Oversampling is the process of sampling a signal at a frequency higher than the target sampling frequency (which is usually the Nyquist frequency). Usually, oversampling is employed to assist in anti-aliasing.

In digital audio recording and playback, oversampling is used to compensate for the lack of good analog low-pass filters. In essence, this allows us to improve the quality of the filtering by augmenting a low-quality analog filter with a high-quality digital filter. It's much easier to make a good digital filter than to make a good analog filter.

Oversampling for A/D Conversion

Here is a concrete example of how oversampling can help with digitization (analog-to-digital conversion). Suppose you want the final sampling rate to be 48kHz. This means that, according to Shannon's Sampling Theorem, the input analog signal must be bandlimited to 24kHz. This is usually achieved by applying an analog low-pass filter to the analog signal to eliminate all frequency components above 24kHz.

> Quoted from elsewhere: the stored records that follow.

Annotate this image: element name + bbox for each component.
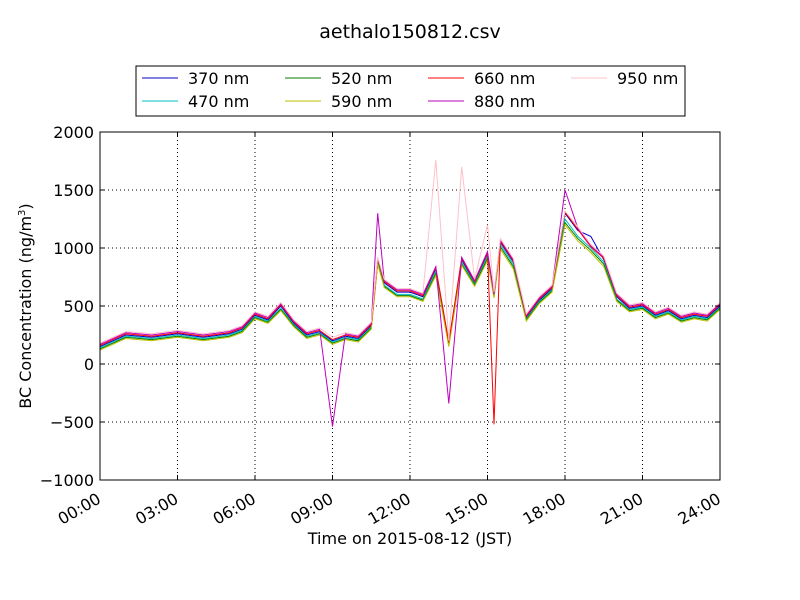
series-line-950-nm bbox=[99, 159, 721, 344]
y-tick-labels: 2000 1500 1000 500 0 −500 −1000 bbox=[40, 123, 94, 490]
legend-label: 880 nm bbox=[474, 92, 535, 111]
legend-label: 590 nm bbox=[331, 92, 392, 111]
legend-label: 520 nm bbox=[331, 69, 392, 88]
series-line-590-nm bbox=[99, 223, 721, 351]
legend-label: 660 nm bbox=[474, 69, 535, 88]
y-tick-label: 0 bbox=[84, 355, 94, 374]
x-axis-label: Time on 2015-08-12 (JST) bbox=[307, 529, 512, 548]
y-axis-label-end: ) bbox=[16, 203, 35, 209]
y-axis-label: BC Concentration (ng/m3) bbox=[16, 203, 35, 408]
legend-label: 370 nm bbox=[188, 69, 249, 88]
ticks bbox=[99, 131, 721, 481]
y-tick-label: 2000 bbox=[53, 123, 94, 142]
y-tick-label: 1000 bbox=[53, 239, 94, 258]
legend-box bbox=[135, 65, 686, 117]
y-tick-label: −500 bbox=[50, 413, 94, 432]
legend-label: 470 nm bbox=[188, 92, 249, 111]
series-layer bbox=[99, 159, 721, 427]
y-tick-label: −1000 bbox=[40, 471, 94, 490]
y-axis-label-superscript: 3 bbox=[17, 210, 28, 216]
chart-title: aethalo150812.csv bbox=[319, 21, 501, 43]
legend-label: 950 nm bbox=[617, 69, 678, 88]
series-line-880-nm bbox=[99, 189, 721, 427]
legend: 370 nm 470 nm 520 nm 590 nm 660 nm 880 nm 950 … bbox=[135, 65, 686, 117]
y-tick-label: 500 bbox=[63, 297, 94, 316]
y-tick-label: 1500 bbox=[53, 181, 94, 200]
y-axis-label-main: BC Concentration (ng/m bbox=[16, 216, 35, 409]
series-line-660-nm bbox=[99, 210, 721, 425]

Ideally, this filter should be a sinc function. In the frequency domain, the filter is a box function -- the value of the filter is 1 in the range of 0kHz to 24kHz (the pass band), a sudden jump to 0 at 24kHz, and 0 thereafter. However, in practice, it's impossible to create this ideal filter. Therefore, we have to do with an approximation -- an approximation which attenuates some frequencies below 24kHz while not completely eliminating those above 24kHz. Instead of a sudden jump from 1 to 0 at 24kHz, the filter has a gradual slope from 1 to 0 centered around that frequency (this range of frequencies is called the transition band).

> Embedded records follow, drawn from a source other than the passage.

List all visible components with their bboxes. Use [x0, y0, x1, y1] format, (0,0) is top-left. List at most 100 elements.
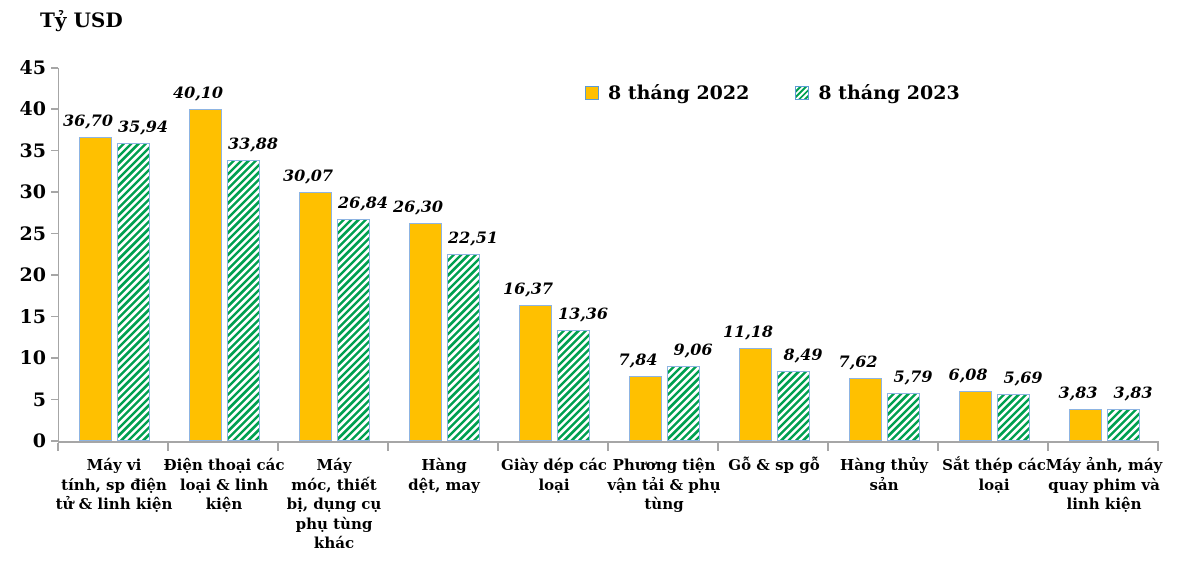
y-axis-tick-label: 5: [32, 388, 46, 411]
y-axis-tick-mark: [51, 149, 58, 152]
y-axis-tick-label: 15: [19, 305, 46, 328]
y-axis-tick-label: 35: [19, 139, 46, 162]
bar-2022: 3,83: [1059, 383, 1102, 441]
x-axis-tick-mark: [167, 443, 169, 451]
bar-2023: 13,36: [556, 304, 608, 441]
legend: 8 tháng 2022 8 tháng 2023: [585, 82, 960, 104]
y-axis-tick-mark: [51, 440, 58, 442]
y-axis-tick-mark: [51, 398, 58, 401]
bar-2023: 22,51: [446, 228, 498, 441]
legend-item-2023: 8 tháng 2023: [795, 82, 960, 104]
y-axis-unit-label: Tỷ USD: [40, 8, 123, 32]
value-label-2023: 35,94: [117, 117, 169, 137]
legend-item-2022: 8 tháng 2022: [585, 82, 749, 104]
bar-2022: 26,30: [393, 197, 443, 441]
y-axis-tick-label: 10: [19, 347, 46, 370]
bar-2023: 33,88: [226, 134, 278, 441]
y-axis-tick-label: 20: [19, 264, 46, 287]
value-label-2022: 7,84: [618, 350, 658, 370]
bar-2022: 16,37: [503, 279, 553, 441]
category-label: Sắt thép các loại: [942, 456, 1046, 494]
bar-2023: 35,94: [116, 117, 168, 441]
bar-2023: 8,49: [776, 345, 822, 441]
y-axis-tick-label: 25: [19, 222, 46, 245]
value-label-2022: 26,30: [392, 197, 444, 217]
y-axis-tick-label: 30: [19, 181, 46, 204]
x-axis-tick-mark: [827, 443, 829, 451]
category-group: 7,62 5,79 Hàng thủy sản: [829, 68, 939, 494]
y-axis-tick-mark: [51, 232, 58, 235]
y-axis-tick-label: 45: [19, 57, 46, 79]
category-label: Giày dép các loại: [501, 456, 607, 494]
value-label-2022: 30,07: [282, 165, 334, 185]
x-axis-tick-mark: [607, 443, 609, 451]
value-label-2023: 22,51: [447, 228, 499, 248]
value-label-2023: 33,88: [227, 134, 279, 154]
category-group: 36,70 35,94 Máy vi tính, sp điện tử & linh…: [56, 68, 173, 513]
bar-2022: 7,84: [619, 350, 662, 441]
category-label: Máy vi tính, sp điện tử & linh kiện: [55, 456, 173, 513]
category-group: 30,07 26,84 Máy móc, thiết bị, dụng cụ phụ…: [279, 68, 389, 552]
value-label-2023: 26,84: [337, 192, 389, 212]
legend-label-2022: 8 tháng 2022: [608, 82, 750, 104]
category-label: Gỗ & sp gỗ: [728, 456, 820, 474]
category-label: Hàng dệt, may: [408, 456, 480, 494]
legend-label-2023: 8 tháng 2023: [818, 82, 960, 104]
x-axis-tick-mark: [937, 443, 939, 451]
value-label-2022: 3,83: [1058, 383, 1098, 403]
value-label-2022: 11,18: [722, 322, 774, 342]
bar-2023: 3,83: [1106, 383, 1152, 441]
y-axis-tick-mark: [51, 108, 58, 110]
bar-2023: 9,06: [666, 340, 712, 441]
y-axis-tick-mark: [51, 191, 58, 193]
bar-2023: 5,69: [996, 368, 1042, 441]
x-axis-tick-mark: [57, 443, 59, 451]
x-axis-tick-mark: [1157, 443, 1159, 451]
bar-2022: 7,62: [839, 352, 882, 441]
value-label-2022: 40,10: [172, 82, 224, 102]
x-axis-tick-mark: [497, 443, 499, 451]
x-axis-tick-mark: [387, 443, 389, 451]
legend-swatch-2023-icon: [795, 86, 810, 100]
y-axis-tick-mark: [51, 315, 58, 318]
category-group: 16,37 13,36 Giày dép các loại: [499, 68, 609, 493]
category-group: 6,08 5,69 Sắt thép các loại: [939, 68, 1049, 494]
plot-area: 36,70 35,94 Máy vi tính, sp điện tử & linh…: [56, 68, 1163, 552]
bar-2023: 5,79: [886, 367, 932, 441]
bar-2022: 11,18: [723, 322, 773, 441]
category-label: Máy ảnh, máy quay phim và linh kiện: [1045, 456, 1163, 513]
bar-2023: 26,84: [336, 193, 388, 441]
legend-swatch-2022-icon: [585, 86, 599, 100]
bar-2022: 36,70: [63, 111, 113, 441]
category-label: Máy móc, thiết bị, dụng cụ phụ tùng khác: [286, 456, 382, 552]
x-axis-tick-mark: [1047, 443, 1049, 451]
x-axis-tick-mark: [717, 443, 719, 451]
value-label-2022: 36,70: [62, 110, 114, 130]
y-axis-tick-label: 40: [19, 98, 46, 121]
y-axis-tick-mark: [51, 274, 58, 276]
value-label-2023: 5,79: [893, 367, 933, 387]
category-group: 3,83 3,83 Máy ảnh, máy quay phim và linh k…: [1046, 68, 1163, 513]
value-label-2022: 16,37: [502, 279, 554, 299]
x-axis-tick-mark: [277, 443, 279, 451]
category-label: Hàng thủy sản: [840, 456, 928, 494]
category-group: 7,84 9,06 Phương tiện vận tải & phụ tùng: [607, 68, 720, 513]
category-group: 40,10 33,88 Điện thoại các loại & linh kiệ…: [164, 68, 285, 513]
category-group: 26,30 22,51 Hàng dệt, may: [389, 68, 499, 493]
bar-2022: 6,08: [949, 365, 992, 441]
value-label-2022: 6,08: [948, 364, 988, 384]
category-label: Phương tiện vận tải & phụ tùng: [607, 456, 721, 513]
bar-2022: 40,10: [173, 83, 223, 441]
y-axis-tick-mark: [51, 357, 58, 359]
bar-2022: 30,07: [283, 166, 333, 441]
y-axis-tick-mark: [51, 67, 58, 69]
value-label-2023: 3,83: [1113, 383, 1153, 403]
value-label-2023: 9,06: [673, 339, 713, 359]
value-label-2023: 5,69: [1003, 367, 1043, 387]
category-label: Điện thoại các loại & linh kiện: [163, 456, 285, 513]
y-axis-tick-label: 0: [32, 430, 46, 452]
value-label-2023: 13,36: [557, 304, 609, 324]
value-label-2022: 7,62: [838, 351, 878, 371]
value-label-2023: 8,49: [783, 344, 823, 364]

Here's where oversampling is useful. We push up the cutoff frequency of the analog filter above 24kHz -- say, to 48kHz. This way, even with the imperfect analog filter we have, no frequency below 24kHz is attenuated and all frequencies above 72kHz are completely eliminated. We then oversample the signal at 96kHz. Frequencies in the range 48kHz to 72kHz are folded into the frequency range 24kHz to 48kHz, but this is OK. Now we filter that digitized signal again -- using a digital filter this time. The digital filter serves two purposes: (1) to filter out all frequencies above 24kHz, and (2) to reduce the sampling frequency to 48kHz (resampling). In effect, the digital filter takes a weighted average of consecutive samples. There's no aliasing because the final sampling rate is the Nyquist frequency. Now we have the signal digitized at 48kHz like we wanted.

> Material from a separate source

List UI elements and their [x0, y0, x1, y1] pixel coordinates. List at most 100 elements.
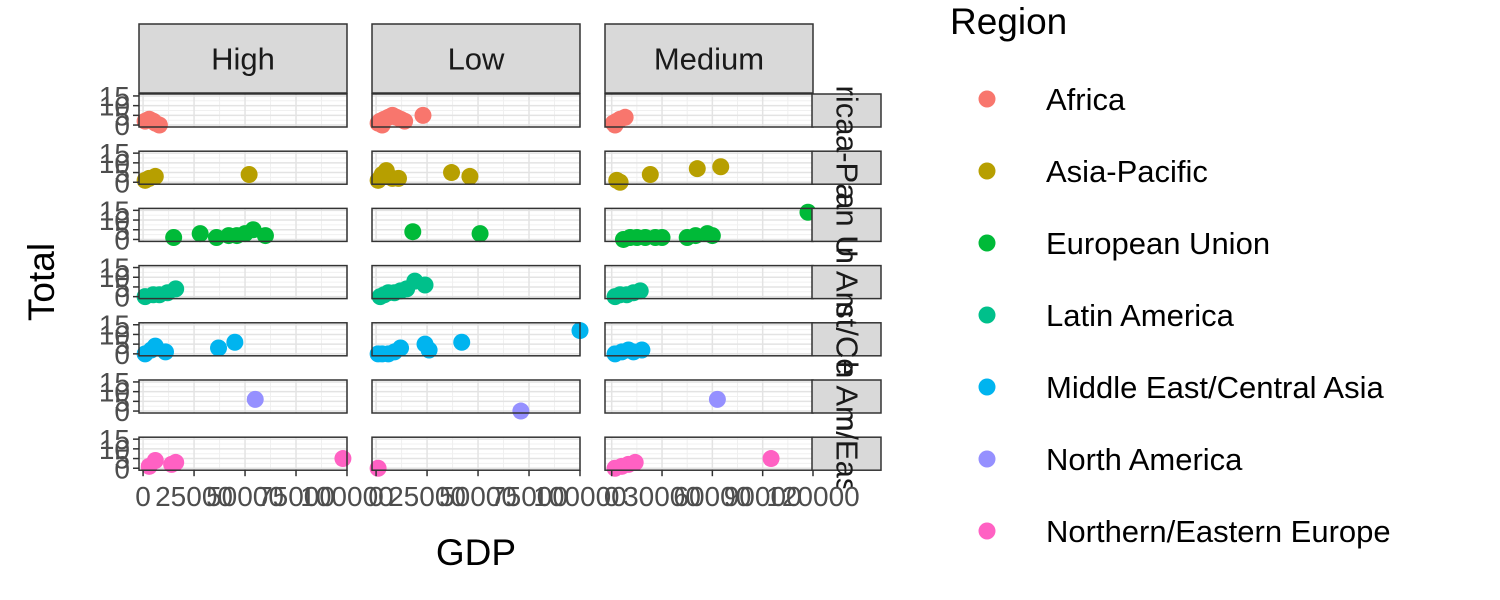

Oversampling for D/A Conversion

Oversampling is also useful for the reverse process of digital-to-analog conversion. This process is the exact mirror of oversampling analog-to-digital conversion. First, remember from signal processing theory that the sampled 48kHz digital signal has aliases centered at frequencies which are integer multiples of 48Hz. To convert this back into an analog signal, we have to get rid of those aliases with a low-pass analog filter. Again, ideally we would like a perfect sinc filter which eliminates frequencies above 24kHz, but we don't have one. Oversampling comes to the rescue.

First, the 48kHz digital signal is interpolated by using another digital filter to a sampling frequency of 96kHz. This moves the first alias image to be centered at 96kHz instead of at 48kHz. Since the relevant signal is bandlimited to 24kHz, there are no frequency components in the 24kHz to 72kHz range. Now we can use the analog filter we used in the A/D conversion to get rid of the components above 72kHz.

Oversampling and Quantization Noise

Oversampling is also useful in dealing with another artifact of digitization: quantization noise. Consider a non-oversampled digitization at 48kHz. It is easy to show that quantization noise shows up as white noise in the frequency region from 0kHz to 24kHz. If you oversample and digitize at 96kHz, the total amount of noise doesn't change, but it is spread out in the region from 0kHz to 48kHz. The noise in the range 0kHz to 24kHz is reduced by a factor of 2. The digital decimation filter eliminates the noise in the 24kHz to 48kHz range. In general, a factor of 2 in the oversampling rate leads to a factor of 2 in reduction of the quantization noise in the digitized signal.

More sophisticated implementations employ the technique of noise shaping. In this technique, the frequency distribution of the quantization noise is modified so that more of the power is distributed in a higher frequency range. That high-frequency noise can then be eliminated with a low-pass digital filter. See the writeup on sigma-delta ADC for a concrete application of this technique.

Related Ideas

A related concept in computer graphics is called supersampling. Unlike oversampling, supersampling does not involve analog filtering or quantization.